How to prevent agencies self-destructing

 |  By: Steve Johnson In: Growth and scalability | Agency management | Managing clients

Speaking at a Secrets of Agency Excellence conference this week, renowned agency consultant Michael Farmer described the ad industry today as “a loser’s game” for all parties.

In his presentation he made these points:

  • Ogilvy UK’s average pay per unit of work has gone down from $450,000 in 1992 to just over $150,000 today.
  • The industry has “no action plan to put a floor under those declining prices”.
  • Even the most creative agencies aren’t paid more than their competitors in all but exceptional circumstances.
  • The continual pitch cycle is a “loser’s game” for every party, including the clients themselves.
  • New business wins are won today at commodity prices. "When clients bring on a new agency they’re paying them less than the agency they just got rid of."
  • “Go through the list of major advertisers and they are all very unhappy with where their brands are today – they haven’t cracked millennials, they aren’t growing and aren’t getting the right work from their agencies.”

He also has strong views on whether independents should sell their businesses:

  • Agency independents should not sell to holding companies as they are “squeezing the life” out of their agencies.
  • Holding companies are encouraging actions which are not in the interest of the agency, but of the holding company. 
  • "Don’t sell to the holding companies because your life’s going to be pretty miserable when you understand what you’re going to have to deliver every year, no matter what’s going on with your clients.”

All rather scary. So what's the answer?

Luckily he claims he has the solutions, in a recent book of his: Madison Avenue Manslaughter.

To summarise his answers:

  • The agency of the future will be one that starts from the mindset of a consultancy rather than only the creator of campaigns. Agencies need to become “consultancies with creative capabilities.”
  • In order to do that, agencies need to get their own houses in order, including managing and measuring workloads closely.
  • The problem is growing workloads and declining fees. When workloads are not carefully measured properly, the knowledge of this problem is not crystal-clear, causing CEOs to downsize. If they knew the facts they would pause on that.
  • Agencies need strong CEOs who are prepared to grapple with three challenges: 

1. THE WORKLOAD CHALLENGE

Agencies must document, track and measure their workloads carefully. 

2. THE MISSION CHALLENGE

Agencies must change the thinking from creativity and big ideas to results for clients. This will require an upgrading of skills.

3. THE ACCOUNTABILITY CHALLENGE

Agencies must run their agency like a business. Create a strong sense of accountability throughout the organisation, office by office, client by client. This won't kill creativity.
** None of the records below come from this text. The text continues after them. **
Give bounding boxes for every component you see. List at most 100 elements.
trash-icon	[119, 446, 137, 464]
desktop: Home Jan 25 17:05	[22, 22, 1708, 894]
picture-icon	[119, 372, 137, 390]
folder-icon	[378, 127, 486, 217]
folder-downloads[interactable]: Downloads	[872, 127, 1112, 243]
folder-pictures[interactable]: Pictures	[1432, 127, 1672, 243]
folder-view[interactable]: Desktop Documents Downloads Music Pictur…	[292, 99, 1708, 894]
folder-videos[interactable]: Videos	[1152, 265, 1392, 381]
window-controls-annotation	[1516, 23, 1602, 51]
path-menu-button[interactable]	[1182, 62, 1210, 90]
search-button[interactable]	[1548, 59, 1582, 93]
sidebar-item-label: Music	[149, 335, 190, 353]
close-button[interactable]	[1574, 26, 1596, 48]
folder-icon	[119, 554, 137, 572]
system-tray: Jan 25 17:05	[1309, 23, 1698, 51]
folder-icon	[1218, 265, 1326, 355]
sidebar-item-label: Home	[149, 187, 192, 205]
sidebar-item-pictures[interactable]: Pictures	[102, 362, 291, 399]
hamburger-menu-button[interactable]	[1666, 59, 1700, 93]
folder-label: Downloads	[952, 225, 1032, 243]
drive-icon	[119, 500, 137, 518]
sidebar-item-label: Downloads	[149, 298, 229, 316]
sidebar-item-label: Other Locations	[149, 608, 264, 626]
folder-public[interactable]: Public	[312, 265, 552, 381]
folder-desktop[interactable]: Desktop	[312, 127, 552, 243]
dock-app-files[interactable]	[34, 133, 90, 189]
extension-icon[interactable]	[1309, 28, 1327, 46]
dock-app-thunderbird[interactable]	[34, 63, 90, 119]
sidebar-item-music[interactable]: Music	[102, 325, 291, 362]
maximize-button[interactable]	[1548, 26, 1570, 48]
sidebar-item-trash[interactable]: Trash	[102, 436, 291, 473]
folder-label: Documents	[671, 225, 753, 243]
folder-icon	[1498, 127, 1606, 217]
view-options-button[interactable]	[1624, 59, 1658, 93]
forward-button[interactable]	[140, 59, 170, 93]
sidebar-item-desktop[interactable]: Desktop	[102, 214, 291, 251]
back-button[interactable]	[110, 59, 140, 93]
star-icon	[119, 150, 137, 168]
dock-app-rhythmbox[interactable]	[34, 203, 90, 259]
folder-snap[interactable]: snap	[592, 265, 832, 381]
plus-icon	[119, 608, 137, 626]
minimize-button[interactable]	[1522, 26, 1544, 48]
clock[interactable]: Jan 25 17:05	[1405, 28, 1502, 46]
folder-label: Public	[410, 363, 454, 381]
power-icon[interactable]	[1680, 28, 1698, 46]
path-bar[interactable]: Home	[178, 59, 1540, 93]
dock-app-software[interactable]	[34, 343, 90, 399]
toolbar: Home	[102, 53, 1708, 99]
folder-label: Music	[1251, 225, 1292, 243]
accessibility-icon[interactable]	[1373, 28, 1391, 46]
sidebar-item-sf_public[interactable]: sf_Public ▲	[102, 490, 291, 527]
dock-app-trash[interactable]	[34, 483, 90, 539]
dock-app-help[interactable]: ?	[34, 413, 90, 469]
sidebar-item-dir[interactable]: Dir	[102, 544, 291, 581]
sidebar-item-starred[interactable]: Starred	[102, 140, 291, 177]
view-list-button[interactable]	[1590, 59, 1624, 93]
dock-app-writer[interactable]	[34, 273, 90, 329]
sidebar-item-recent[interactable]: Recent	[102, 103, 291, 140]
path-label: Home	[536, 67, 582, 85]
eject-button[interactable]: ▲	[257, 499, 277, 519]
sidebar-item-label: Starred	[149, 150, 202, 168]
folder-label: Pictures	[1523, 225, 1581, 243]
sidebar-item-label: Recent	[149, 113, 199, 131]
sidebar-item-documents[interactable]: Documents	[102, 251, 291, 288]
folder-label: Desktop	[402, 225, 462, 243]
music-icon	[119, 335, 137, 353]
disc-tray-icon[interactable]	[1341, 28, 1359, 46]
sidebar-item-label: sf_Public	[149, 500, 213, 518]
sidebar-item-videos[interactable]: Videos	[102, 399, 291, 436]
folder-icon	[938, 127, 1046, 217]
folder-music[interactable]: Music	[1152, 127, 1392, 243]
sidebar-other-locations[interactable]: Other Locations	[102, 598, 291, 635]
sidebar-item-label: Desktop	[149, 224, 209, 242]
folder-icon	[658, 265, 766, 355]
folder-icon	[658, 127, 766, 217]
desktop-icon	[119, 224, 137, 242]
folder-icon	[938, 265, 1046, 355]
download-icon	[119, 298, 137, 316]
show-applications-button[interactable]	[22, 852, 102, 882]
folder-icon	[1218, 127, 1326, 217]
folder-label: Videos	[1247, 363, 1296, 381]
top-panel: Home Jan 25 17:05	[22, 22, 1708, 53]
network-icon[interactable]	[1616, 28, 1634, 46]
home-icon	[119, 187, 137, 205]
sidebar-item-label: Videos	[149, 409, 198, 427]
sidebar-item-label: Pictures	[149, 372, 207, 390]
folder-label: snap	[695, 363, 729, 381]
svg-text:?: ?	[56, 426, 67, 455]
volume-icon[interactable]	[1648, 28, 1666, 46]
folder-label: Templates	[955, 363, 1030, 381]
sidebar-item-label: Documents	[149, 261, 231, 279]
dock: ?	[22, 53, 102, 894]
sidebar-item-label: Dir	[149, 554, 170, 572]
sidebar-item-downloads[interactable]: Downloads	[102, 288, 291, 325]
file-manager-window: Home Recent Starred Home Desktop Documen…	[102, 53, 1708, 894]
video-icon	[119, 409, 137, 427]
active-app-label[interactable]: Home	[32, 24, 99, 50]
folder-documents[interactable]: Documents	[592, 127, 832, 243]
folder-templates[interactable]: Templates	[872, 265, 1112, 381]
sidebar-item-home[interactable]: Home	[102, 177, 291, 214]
On the contrary, creativity is being killed on a daily basis by the very lack of accountability.

He also emphasises that these are CEO challenges. No other executive in the management structure has the stature and authority to bring about these transformations. They are insider challenges.

"I rather doubt that an outsider would have the credibility to overturn the agency culture, which is what is called for here. Take it on! Disrupt the agency! Don't expect to be applauded! It may not be a lot of fun, but it is what is needed."